September
My house is a farraday cage, and I *have* to use wifi calling. It's not great. Sometimes I get robot-voice, underwater-voice, and really bad audio dropouts -- like I'm hearing every third word. We have have gigabit fibre, and the call quality issues occur with both a Pixel 7 and an LG G7.
The only thing I can think of to do is check jitter and packet loss with a tool like PingPlotter (although I concede that this won't be conclusive; Wifi Calling probably uses UDP). Can you link me to technical information about how Wifi Calling works, and how to figure out which Telus servers are in use?
Any other diagnostic suggestions would be appreciated.
September
Since you have gigabit fibre. The first things I would look at are, QoS, firewall, and WiFi signal strength. QoS or Quality of Service is a setting where certain things are prioritized over another. If your home network has a lot of traffic always flowing over it.
QoS can be great when setup properly but bad when it isn't. You want to prioritize WiFi Calling over pretty much everything. Asus routers are very good at handing WiFi Calling without any special configuration changes.
Make sure your firewall isn't blocking or messing with the ports by closong them and reopwning them when they should stay open or WiFi Calling to work properly.

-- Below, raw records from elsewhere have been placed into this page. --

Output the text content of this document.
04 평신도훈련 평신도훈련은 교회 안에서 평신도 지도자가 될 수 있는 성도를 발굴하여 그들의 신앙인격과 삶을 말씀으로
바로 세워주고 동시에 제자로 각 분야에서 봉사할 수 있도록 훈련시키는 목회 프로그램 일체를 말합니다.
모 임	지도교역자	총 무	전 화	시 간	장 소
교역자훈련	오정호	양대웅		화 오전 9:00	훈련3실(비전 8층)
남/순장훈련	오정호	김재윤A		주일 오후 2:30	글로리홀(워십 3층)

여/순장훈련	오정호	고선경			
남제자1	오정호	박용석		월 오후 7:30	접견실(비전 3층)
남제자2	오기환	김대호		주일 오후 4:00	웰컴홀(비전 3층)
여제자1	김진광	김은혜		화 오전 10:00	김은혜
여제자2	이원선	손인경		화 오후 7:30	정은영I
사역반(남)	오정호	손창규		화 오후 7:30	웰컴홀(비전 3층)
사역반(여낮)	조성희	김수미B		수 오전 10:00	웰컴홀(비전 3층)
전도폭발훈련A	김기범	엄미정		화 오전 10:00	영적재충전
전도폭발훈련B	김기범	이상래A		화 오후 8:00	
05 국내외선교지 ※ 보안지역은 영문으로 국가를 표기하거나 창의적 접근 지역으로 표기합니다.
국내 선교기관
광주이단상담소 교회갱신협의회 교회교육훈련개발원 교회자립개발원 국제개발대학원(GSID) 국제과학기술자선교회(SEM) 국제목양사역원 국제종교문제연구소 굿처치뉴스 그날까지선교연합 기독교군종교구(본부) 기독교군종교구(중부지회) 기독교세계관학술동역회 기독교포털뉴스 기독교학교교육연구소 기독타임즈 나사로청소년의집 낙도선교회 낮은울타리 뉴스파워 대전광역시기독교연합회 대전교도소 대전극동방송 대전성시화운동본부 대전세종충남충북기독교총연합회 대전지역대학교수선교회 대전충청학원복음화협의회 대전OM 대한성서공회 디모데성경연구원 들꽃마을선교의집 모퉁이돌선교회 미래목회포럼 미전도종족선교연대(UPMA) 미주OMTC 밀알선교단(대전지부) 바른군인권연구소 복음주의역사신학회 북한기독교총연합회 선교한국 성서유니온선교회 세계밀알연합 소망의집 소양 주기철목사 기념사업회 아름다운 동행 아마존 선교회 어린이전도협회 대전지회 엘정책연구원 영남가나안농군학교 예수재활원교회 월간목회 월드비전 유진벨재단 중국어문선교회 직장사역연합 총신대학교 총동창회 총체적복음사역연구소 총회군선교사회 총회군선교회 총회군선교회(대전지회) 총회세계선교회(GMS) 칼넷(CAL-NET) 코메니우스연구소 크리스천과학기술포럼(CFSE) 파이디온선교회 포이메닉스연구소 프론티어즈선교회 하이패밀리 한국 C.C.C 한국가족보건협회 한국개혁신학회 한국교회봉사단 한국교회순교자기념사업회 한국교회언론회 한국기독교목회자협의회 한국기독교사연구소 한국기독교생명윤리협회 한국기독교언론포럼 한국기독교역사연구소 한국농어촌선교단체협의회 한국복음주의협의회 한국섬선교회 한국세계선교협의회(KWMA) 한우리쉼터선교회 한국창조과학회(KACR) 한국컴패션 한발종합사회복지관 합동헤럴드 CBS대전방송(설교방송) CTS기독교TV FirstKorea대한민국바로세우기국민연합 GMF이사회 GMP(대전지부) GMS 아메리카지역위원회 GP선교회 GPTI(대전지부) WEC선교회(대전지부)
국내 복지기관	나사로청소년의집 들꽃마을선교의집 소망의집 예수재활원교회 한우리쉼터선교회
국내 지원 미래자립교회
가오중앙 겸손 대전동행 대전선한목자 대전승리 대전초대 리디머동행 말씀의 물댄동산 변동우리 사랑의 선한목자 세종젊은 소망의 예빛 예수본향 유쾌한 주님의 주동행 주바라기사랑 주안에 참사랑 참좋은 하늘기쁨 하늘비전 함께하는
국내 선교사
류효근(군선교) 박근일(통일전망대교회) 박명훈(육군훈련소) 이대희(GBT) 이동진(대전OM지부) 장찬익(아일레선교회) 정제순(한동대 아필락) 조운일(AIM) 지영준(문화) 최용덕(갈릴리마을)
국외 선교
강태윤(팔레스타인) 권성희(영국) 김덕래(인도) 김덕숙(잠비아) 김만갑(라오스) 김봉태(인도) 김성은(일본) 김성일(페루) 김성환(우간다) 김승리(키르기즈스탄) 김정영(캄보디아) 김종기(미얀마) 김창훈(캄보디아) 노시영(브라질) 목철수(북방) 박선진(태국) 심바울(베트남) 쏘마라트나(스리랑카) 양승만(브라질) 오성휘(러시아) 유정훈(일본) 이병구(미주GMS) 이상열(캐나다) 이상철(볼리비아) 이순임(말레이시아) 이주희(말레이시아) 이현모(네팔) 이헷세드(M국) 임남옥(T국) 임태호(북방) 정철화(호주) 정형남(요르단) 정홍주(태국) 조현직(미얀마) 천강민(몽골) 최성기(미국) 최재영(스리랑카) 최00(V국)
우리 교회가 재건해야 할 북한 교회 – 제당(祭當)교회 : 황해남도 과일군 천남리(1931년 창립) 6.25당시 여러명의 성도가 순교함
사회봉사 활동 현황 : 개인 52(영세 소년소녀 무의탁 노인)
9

Your home being a Faraday cage might be interfering with your WiFi signal strength in different areas of your house. Things like microwaves, cordless phones, and other large appliances can cause interference. Lock in the channels and bands for your wireless instead of having them on auto. If you are using a mesh system. Most cheaper mesh systems take a portion of the WiFi bands for the backend of sustaining the mesh pods.
If you are using an ISP provided gateway. Consider seeing if it has a bridge mode setting and purchasing a separate wireless router to manage your WiFi.